L’adaptation au changement climatique par les outils du renouvellement urbain à Bruxelles : retours d’expérience relatifs aux Plans d’action communaux

This research study, conducted between 2025 and 2026 by the LoUIsE Lab in collaboration with the iiTSE (Interfaculty Institute for Socio-Ecological Transformations) and carried out with Fanny Vrydagh (iiTSE), examines how climate change adaptation is implemented in the Brussels-Capital Region through municipal Climate Action Plans and urban renewal instruments.

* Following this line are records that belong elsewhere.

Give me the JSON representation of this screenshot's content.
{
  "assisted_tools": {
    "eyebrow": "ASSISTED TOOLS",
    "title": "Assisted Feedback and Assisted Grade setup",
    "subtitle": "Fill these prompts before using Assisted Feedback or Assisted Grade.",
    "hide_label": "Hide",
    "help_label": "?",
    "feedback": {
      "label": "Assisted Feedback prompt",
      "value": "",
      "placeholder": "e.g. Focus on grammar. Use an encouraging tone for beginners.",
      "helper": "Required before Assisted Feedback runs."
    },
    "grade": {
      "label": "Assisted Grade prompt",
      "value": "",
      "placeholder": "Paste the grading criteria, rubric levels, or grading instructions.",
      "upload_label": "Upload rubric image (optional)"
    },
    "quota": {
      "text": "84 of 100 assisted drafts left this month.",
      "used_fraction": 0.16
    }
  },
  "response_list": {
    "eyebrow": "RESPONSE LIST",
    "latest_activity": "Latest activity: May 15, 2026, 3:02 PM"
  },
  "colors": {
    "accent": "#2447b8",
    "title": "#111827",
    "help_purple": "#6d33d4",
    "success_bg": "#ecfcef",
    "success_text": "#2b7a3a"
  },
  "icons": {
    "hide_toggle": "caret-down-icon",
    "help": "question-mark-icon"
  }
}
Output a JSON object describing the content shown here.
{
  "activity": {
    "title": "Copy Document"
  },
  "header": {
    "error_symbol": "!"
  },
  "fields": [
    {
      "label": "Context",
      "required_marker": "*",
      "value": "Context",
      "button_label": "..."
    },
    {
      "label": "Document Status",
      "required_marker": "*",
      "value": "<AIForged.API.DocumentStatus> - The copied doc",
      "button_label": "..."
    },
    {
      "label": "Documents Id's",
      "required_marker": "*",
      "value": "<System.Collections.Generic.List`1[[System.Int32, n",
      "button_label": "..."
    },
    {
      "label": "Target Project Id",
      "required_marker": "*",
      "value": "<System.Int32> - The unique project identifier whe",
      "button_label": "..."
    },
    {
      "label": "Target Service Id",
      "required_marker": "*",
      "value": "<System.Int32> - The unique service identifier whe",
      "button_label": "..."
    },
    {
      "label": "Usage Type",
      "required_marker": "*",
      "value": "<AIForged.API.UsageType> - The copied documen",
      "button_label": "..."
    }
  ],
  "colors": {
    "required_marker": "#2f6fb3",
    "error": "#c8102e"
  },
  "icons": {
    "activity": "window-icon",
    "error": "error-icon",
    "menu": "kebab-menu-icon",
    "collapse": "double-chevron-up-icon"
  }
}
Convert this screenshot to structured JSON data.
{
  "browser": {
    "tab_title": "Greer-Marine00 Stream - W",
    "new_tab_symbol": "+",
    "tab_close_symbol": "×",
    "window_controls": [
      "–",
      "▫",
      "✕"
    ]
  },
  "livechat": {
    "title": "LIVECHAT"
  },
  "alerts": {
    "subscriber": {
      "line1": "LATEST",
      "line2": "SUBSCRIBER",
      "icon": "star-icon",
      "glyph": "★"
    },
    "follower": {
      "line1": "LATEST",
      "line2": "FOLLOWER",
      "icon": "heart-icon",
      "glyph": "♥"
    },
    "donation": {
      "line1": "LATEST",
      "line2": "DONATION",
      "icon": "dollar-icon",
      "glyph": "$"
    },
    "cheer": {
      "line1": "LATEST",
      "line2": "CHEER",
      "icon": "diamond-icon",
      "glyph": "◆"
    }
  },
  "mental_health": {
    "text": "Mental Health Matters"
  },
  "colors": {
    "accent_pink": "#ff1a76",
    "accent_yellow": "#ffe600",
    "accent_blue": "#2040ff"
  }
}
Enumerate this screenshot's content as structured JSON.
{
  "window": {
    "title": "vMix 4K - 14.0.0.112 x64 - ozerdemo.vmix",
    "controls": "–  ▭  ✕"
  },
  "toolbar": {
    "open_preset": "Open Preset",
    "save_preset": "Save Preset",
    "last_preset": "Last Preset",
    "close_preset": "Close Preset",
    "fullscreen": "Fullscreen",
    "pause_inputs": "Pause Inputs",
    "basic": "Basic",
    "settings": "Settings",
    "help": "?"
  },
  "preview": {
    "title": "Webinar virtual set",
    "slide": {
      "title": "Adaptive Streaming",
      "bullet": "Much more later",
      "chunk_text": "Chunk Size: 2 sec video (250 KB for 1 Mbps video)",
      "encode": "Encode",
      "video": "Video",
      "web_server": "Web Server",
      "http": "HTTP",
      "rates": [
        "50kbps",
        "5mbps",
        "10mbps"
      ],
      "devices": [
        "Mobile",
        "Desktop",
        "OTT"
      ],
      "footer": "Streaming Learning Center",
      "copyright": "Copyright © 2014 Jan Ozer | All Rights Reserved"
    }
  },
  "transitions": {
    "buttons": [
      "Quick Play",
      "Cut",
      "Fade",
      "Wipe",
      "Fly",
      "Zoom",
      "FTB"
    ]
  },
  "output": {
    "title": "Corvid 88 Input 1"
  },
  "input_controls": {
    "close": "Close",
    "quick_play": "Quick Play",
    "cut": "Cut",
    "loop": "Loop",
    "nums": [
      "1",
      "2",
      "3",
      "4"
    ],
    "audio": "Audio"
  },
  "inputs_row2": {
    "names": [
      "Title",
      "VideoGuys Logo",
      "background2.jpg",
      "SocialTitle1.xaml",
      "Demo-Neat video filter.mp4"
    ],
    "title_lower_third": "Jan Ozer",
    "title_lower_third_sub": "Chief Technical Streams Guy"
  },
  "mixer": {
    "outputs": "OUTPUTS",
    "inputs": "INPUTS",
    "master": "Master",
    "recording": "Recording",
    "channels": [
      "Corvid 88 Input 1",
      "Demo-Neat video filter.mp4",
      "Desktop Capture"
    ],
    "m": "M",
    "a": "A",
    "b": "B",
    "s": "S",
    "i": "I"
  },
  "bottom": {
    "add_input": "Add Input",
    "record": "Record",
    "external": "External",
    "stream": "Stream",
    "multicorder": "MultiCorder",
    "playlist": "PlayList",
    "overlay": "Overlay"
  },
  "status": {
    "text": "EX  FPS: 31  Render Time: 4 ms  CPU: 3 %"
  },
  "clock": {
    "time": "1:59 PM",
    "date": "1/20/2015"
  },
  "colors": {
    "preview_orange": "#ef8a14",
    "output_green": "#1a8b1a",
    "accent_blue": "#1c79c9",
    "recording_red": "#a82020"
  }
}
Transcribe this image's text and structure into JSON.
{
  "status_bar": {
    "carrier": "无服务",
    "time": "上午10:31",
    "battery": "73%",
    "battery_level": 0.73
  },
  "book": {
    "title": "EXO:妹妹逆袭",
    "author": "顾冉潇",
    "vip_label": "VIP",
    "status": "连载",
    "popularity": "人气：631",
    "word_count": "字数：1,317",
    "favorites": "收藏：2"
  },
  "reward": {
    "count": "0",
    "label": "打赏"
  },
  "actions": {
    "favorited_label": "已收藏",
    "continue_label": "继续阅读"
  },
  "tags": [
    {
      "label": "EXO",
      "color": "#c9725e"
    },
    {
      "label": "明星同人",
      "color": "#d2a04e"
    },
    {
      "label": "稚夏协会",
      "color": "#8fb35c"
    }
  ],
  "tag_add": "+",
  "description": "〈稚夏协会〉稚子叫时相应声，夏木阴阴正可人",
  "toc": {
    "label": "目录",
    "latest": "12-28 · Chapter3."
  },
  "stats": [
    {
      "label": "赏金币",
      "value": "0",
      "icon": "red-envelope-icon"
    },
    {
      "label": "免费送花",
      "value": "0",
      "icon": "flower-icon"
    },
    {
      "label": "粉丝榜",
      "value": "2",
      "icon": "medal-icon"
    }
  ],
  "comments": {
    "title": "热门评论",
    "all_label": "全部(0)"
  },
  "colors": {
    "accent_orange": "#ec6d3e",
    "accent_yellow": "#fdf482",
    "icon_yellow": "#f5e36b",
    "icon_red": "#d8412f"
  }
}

Over the past decade, Brussels municipalities have adopted Climate Action Plans following the regional Air-Climate-Energy Plan (PACE, 2023). These plans were introduced into an already dense institutional landscape composed of long-standing urban renewal programmes (Neighbourhood Contracts and Urban Renewal Contracts). The study analyses how these overlapping instruments operate in practice and how local administrations translate climate objectives into concrete actions despite administrative complexity and limited financial resources. Based on interviews with climate coordinators, urban renewal services and regional administrations in five municipalities (Saint-Gilles, Forest, Ixelles, Schaerbeek and the City of Brussels), the research highlights an incremental and opportunity-driven implementation of adaptation policies. Rather than following a comprehensive long-term plan, municipalities integrate adaptation measures into ongoing projects when funding, technical feasibility and institutional coordination allow it. This approach enables the gradual diffusion of climate concerns across public action but also produces fragmented outcomes dependent on political and budgetary cycles. The study identifies urban renewal programmes as a key operational lever for adaptation due to their stable funding and strong territorial anchoring, yet currently under-used for climate purposes. Strengthening the articulation between climate plans and urban renewal tools, stabilising resources and better integrating social vulnerabilities appear as essential conditions to achieve more coherent and socially just urban climate adaptation.